Прошло уже десять минут, а философа все не было. Подождав еще немного, они позвонили в номер. Никто не ответил. Ключа у портье тоже не оказалось. Кирилл всерьез встревожился. Обежал все холлы, заглянул в бары и наконец нашел его у ресторана. Маленький, худощавый, но с мягким, округлым животиком, выступающим из-под шелкового жилета, Кавендиш напоминал цаплю, неизвестно почему торчащую у дверей на своих тонких, сухих ногах. Знаменитый ученый стоял, сунув руки в карманы полосатых брюк, и с интересом разглядывал посетителей. Мимо проносились официанты с подносами, вежливо обходили его, но философ их попросту не замечал. Как не заметил сначала и молодых людей, в недоумении остановившихся перед ним. Потом взгляд его задержался на приветливо улыбающемся лице Кирилла. Ни малейшего неудовольствия, а тем паче вины ученый явно не испытывал.

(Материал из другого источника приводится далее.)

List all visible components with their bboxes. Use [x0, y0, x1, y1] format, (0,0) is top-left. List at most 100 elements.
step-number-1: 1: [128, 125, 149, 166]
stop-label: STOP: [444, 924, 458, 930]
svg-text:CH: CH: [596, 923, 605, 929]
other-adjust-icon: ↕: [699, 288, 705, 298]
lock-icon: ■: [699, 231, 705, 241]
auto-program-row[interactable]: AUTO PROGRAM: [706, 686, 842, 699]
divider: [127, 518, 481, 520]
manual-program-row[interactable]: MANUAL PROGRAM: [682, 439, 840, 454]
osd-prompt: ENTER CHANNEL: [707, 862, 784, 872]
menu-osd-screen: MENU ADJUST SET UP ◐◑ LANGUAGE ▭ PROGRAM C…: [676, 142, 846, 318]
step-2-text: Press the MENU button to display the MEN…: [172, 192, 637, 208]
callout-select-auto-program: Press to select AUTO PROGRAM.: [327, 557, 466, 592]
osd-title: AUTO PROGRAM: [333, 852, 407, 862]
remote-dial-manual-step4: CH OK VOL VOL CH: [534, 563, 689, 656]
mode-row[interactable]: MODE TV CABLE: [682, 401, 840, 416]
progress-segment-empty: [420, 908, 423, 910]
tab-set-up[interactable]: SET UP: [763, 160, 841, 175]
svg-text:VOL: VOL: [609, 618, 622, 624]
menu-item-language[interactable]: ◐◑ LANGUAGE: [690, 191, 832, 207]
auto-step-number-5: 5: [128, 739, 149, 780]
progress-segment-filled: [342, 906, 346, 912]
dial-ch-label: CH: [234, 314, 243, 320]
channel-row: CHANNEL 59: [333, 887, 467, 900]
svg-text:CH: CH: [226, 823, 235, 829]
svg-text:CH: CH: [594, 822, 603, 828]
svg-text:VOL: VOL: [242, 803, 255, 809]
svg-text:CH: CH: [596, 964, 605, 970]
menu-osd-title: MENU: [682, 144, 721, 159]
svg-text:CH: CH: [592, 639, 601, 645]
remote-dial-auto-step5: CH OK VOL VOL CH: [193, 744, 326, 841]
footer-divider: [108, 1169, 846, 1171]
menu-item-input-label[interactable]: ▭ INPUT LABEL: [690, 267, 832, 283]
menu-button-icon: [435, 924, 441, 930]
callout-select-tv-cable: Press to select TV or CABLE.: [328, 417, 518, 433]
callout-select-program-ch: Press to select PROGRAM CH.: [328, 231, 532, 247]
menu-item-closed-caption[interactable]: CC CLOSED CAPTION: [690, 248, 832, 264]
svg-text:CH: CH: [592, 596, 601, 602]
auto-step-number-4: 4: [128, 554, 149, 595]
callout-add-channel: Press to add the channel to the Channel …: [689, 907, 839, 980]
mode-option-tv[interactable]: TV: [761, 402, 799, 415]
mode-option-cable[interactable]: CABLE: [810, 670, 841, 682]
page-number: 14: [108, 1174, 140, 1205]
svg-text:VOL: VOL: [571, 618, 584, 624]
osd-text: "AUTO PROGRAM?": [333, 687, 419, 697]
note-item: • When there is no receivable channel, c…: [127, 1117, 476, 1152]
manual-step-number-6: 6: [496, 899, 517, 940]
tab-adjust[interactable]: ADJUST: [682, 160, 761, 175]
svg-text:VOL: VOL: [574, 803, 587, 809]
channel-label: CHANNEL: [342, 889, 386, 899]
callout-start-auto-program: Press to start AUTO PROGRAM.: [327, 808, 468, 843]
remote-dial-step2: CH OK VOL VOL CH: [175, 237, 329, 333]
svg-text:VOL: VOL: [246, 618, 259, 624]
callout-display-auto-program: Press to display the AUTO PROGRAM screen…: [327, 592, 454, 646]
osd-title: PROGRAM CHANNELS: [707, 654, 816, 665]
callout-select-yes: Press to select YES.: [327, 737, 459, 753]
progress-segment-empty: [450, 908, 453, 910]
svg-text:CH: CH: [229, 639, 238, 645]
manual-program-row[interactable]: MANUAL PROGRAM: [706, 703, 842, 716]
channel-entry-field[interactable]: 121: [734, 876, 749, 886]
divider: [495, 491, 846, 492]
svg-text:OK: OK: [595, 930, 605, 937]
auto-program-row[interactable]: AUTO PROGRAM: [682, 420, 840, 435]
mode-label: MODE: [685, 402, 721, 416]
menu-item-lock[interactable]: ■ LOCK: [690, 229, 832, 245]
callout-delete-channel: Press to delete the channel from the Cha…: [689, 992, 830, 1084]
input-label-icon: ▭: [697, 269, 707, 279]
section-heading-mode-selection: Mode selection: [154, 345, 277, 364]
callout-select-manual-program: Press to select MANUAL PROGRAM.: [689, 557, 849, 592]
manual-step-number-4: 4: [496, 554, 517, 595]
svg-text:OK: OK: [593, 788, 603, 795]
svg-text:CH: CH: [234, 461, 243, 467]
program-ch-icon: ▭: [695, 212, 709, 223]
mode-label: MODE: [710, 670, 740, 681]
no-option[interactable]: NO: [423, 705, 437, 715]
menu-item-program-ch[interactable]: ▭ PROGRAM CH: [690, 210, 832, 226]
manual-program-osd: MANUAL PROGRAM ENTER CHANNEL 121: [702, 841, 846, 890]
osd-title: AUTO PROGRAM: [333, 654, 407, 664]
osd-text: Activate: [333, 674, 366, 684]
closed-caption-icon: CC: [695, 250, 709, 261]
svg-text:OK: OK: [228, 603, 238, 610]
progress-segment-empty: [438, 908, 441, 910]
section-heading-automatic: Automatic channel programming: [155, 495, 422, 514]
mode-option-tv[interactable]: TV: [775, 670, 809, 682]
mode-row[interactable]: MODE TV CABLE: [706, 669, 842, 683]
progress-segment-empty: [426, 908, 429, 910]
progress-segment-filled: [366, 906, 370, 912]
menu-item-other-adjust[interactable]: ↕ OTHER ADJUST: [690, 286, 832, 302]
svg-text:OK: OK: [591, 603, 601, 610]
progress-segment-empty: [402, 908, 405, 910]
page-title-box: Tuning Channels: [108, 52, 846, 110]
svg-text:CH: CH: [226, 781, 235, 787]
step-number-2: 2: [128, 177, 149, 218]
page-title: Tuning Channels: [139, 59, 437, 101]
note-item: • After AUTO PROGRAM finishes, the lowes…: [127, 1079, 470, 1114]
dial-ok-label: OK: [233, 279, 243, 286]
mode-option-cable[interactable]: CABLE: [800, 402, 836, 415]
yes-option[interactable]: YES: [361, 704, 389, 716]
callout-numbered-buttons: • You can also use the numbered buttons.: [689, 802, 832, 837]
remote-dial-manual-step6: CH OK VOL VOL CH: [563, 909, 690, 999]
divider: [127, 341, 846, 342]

Ведь мы же договорились встретиться в холле, господин Кавендиш? — спросил Кирилл.

— Разве? — рассеянно ответил ученый. — Не все ли равно?

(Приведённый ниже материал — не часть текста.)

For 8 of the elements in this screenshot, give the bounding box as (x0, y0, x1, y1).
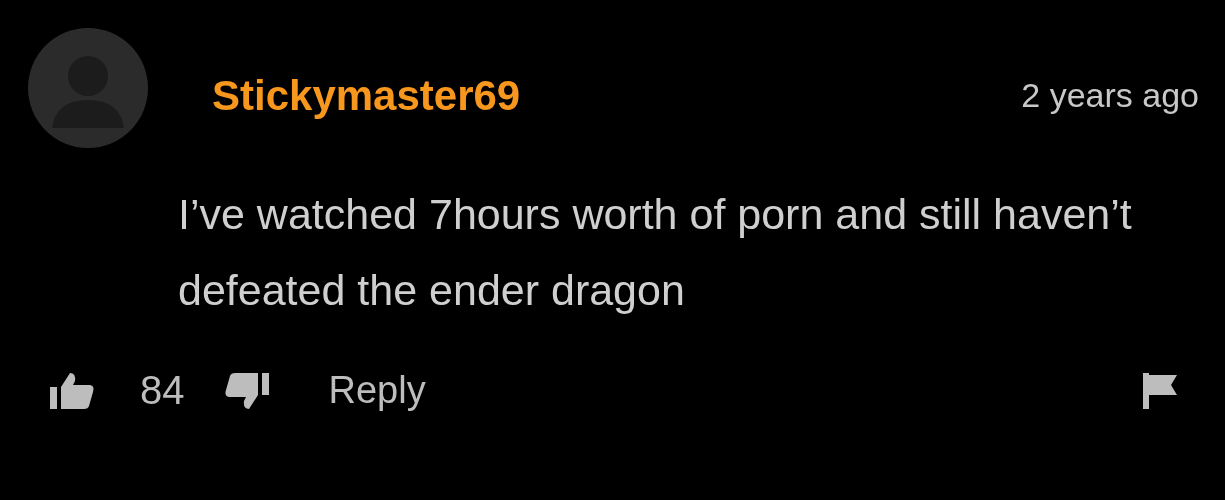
comment-text: I’ve watched 7hours worth of porn and still haven’t defeated the ender dragon (178, 189, 1133, 316)
avatar-icon (28, 28, 148, 148)
comment-time: 2 years ago (1021, 76, 1199, 115)
username[interactable]: Stickymaster69 (212, 72, 521, 120)
thumbs-up-icon[interactable] (48, 370, 96, 411)
thumbs-down-icon[interactable] (222, 370, 271, 411)
reply-button[interactable]: Reply (328, 369, 426, 412)
like-count: 84 (140, 368, 185, 413)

— Как это все равно, господин Кавендиш? Мы уже полчаса вас дожидаемся.

— Все равно, все равно, — пробормотал философ. — Я тут кое о чем раздумывал.

Молодые люди переглянулись.

— О чем же, господин Кавендиш?

— О портрете нации. То есть, я имею в виду, вашей нации. Иногда лицо человека говорит больше, чем примерное, хорошо обдуманное поведение.

— Извините, но здесь каждый второй — иностранец, — безжалостно сказал Кирилл.

Но Кавендиш ничуть не смутился.

— Все равно, все равно… А это, вероятно, молодой господин Алексиев?

— Да, разрешите вам его представить.

Но Кавендиш даже забыл протянуть руку, с таким откровенным любопытством он воззрился на Несси — словно впервые увидел болгарина. Похоже, глаза его немного, еле заметно, косили, хотя смотрели проницательно и сосредоточенно. Лишь когда все уселись, Кавендиш дружелюбно сказал:

— Красивый, представительный молодой джентльмен. Вам, юноша, очень пошел бы белый жилет, вы не находите?

— Эта мысль давно меня мучает, сэр, — вполне серьезно ответил Несси. — Да все не наберусь смелости.

Что-то дрогнуло во взгляде философа, он вынул из кармана записную книжку, переплетенную в искусственную шагреневую кожу, и записал что-то.

Официант поспешил подойти к столику с английским флажком, который Кавендиш нетерпеливо задвинул в угол. Заказали закуску и водку. Ждать пришлось недолго. Кавендиш тут же ухватился за рюмку.